19 June 2026

Why the “First AI War” is Still a Human Struggle

Global Security Review  |  Matthew J. Fecteau

The 2026 Iran War, dubbed the "first AI war," demonstrates that human judgment remains central to targeting in Operation EPIC FURY, despite advanced artificial intelligence (AI) integration. AI has not replaced human operators but redefined how human judgment functions by rapidly synthesizing intelligence for target acquisition. Humans remain indispensable for verifying intelligence, conducting legal reviews, and making final command decisions, as military doctrine like DoD Directive 3000.09 and Army FM 3-60 mandates.

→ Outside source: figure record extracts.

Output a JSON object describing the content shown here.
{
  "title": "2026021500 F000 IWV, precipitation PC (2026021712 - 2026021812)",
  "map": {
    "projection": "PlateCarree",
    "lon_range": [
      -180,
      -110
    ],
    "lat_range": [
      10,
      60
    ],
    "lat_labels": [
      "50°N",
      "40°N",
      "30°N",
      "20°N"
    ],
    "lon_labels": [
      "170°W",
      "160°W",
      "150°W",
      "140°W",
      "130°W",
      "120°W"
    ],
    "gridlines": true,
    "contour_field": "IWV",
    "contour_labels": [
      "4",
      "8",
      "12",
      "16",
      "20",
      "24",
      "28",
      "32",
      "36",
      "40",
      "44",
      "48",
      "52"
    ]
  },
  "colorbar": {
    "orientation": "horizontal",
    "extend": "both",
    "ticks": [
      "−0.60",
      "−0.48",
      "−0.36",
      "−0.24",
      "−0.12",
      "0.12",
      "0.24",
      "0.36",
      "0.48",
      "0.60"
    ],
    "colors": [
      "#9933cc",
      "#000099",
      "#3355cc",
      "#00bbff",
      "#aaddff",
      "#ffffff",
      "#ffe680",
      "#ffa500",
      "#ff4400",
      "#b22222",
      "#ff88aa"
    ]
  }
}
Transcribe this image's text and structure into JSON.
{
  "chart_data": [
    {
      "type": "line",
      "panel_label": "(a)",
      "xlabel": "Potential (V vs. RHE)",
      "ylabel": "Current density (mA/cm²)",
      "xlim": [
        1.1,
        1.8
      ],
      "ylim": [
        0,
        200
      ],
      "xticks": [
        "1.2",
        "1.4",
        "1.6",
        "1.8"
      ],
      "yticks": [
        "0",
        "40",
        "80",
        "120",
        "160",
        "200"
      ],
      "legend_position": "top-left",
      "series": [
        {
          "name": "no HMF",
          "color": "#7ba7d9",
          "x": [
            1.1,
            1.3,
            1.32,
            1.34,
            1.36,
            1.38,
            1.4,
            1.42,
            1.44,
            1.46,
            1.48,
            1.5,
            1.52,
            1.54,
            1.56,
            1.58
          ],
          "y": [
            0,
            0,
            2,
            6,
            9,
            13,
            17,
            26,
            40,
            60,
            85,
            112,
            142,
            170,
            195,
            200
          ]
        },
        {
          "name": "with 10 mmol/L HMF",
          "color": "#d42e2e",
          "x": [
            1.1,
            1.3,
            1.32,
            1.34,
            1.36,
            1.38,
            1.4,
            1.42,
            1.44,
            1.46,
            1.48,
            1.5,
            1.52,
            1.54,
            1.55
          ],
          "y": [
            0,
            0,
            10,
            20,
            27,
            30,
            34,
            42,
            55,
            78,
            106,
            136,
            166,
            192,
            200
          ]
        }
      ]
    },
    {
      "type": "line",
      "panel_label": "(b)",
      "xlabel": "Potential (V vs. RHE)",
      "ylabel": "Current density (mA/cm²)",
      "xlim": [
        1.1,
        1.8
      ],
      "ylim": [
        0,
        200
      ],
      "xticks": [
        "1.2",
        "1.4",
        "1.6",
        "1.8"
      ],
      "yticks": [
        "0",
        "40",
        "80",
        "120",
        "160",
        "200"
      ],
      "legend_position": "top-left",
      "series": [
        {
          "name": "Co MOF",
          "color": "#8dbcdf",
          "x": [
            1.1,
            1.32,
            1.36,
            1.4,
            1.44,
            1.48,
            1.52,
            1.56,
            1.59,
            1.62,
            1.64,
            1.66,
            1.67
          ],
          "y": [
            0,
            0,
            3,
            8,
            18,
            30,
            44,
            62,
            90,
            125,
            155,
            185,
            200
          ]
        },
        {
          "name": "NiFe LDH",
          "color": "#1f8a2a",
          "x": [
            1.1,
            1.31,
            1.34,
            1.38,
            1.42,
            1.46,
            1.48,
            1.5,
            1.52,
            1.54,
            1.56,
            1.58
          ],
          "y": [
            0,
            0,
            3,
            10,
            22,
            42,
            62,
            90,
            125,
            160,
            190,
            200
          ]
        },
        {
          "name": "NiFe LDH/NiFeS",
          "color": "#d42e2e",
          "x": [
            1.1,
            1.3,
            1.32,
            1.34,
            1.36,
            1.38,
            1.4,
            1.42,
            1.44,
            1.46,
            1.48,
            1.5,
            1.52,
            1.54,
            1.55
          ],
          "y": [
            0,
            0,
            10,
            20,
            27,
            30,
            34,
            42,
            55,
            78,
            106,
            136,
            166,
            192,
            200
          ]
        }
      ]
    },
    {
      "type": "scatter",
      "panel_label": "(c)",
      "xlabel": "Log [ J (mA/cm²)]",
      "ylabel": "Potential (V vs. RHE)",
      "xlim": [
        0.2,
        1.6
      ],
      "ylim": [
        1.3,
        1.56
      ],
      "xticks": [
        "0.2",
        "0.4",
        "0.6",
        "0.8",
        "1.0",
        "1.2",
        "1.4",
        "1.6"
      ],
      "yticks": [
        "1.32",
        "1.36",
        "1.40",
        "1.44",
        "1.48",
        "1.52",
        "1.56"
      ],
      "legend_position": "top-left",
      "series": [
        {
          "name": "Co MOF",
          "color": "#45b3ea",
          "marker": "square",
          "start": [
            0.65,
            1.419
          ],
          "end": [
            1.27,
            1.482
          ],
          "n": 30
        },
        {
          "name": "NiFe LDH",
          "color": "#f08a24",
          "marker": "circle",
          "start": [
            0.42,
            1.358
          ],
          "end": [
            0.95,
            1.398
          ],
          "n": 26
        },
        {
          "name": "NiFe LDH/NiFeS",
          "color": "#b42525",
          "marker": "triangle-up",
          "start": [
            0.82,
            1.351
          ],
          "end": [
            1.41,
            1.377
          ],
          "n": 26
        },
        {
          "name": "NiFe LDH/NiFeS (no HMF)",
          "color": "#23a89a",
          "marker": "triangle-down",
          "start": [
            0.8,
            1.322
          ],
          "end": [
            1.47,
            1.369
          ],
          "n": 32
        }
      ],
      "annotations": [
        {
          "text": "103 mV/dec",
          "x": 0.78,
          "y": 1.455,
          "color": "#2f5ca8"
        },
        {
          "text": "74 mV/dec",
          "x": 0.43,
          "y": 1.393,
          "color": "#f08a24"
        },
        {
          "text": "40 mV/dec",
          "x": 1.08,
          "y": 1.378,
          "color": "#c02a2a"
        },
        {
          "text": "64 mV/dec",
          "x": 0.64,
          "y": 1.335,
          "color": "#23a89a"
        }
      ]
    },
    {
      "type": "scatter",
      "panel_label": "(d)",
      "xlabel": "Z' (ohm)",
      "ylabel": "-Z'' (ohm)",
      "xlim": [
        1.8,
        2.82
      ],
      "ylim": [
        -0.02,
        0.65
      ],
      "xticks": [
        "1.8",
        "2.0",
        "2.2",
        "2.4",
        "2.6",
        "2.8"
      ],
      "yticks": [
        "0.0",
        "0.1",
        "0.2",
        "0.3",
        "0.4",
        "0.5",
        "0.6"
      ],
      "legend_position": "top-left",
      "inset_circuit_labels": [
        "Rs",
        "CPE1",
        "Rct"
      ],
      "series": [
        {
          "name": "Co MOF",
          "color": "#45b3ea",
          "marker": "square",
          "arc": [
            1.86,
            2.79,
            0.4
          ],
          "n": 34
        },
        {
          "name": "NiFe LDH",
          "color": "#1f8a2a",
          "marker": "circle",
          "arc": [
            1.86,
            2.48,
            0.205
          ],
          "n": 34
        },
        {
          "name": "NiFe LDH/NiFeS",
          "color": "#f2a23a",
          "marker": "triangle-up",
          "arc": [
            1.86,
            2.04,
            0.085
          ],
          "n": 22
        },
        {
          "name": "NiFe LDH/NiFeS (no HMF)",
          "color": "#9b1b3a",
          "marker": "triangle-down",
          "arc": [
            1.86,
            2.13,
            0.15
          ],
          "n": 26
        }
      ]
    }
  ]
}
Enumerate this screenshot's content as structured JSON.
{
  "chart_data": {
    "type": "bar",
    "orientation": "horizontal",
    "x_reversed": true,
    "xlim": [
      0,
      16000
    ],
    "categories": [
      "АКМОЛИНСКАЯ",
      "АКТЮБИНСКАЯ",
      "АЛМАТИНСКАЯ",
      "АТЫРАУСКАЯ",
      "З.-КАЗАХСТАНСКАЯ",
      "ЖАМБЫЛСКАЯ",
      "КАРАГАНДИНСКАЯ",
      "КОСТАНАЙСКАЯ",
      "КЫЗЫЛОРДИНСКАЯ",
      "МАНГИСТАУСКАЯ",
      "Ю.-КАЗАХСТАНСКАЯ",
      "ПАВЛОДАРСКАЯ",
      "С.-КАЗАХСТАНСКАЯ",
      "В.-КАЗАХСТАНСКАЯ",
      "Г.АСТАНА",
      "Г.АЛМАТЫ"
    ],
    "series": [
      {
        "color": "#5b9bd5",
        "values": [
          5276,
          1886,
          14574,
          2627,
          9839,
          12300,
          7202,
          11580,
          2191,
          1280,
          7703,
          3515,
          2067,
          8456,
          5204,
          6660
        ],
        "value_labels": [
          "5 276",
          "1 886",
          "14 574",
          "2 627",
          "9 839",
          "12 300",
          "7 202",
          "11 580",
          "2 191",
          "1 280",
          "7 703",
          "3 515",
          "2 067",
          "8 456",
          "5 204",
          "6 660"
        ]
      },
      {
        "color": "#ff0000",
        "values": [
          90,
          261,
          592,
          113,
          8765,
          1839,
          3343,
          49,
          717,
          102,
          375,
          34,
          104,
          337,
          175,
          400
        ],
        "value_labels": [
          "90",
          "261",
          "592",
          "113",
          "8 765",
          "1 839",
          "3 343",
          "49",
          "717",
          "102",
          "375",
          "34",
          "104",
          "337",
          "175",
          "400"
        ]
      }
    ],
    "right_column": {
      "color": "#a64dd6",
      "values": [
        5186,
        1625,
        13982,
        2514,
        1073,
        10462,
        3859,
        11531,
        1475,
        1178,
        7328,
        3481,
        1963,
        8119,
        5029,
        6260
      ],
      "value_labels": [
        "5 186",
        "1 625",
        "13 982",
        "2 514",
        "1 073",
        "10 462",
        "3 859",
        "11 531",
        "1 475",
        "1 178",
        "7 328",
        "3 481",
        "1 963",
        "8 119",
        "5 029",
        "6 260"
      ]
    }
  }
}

Systems such as Palantir designed Maven Smart System, integrating models like Anthropic’s Claude, convert vast intelligence, surveillance, and reconnaissance (ISR) data into target packages, significantly compressing the targeting cycle. However, AI's dependability relies entirely on its data; a U.S. missile struck an elementary school in Minab, Hormozgan province, during the war, likely due to outdated intelligence, underscoring these limits. The primary risk is not human removal, but the compression of human judgment into groupthink, where operators validate AI logic rather than independently challenging it. Doctrine must evolve to ensure human judgment takes precedence over AI-generated recommendations.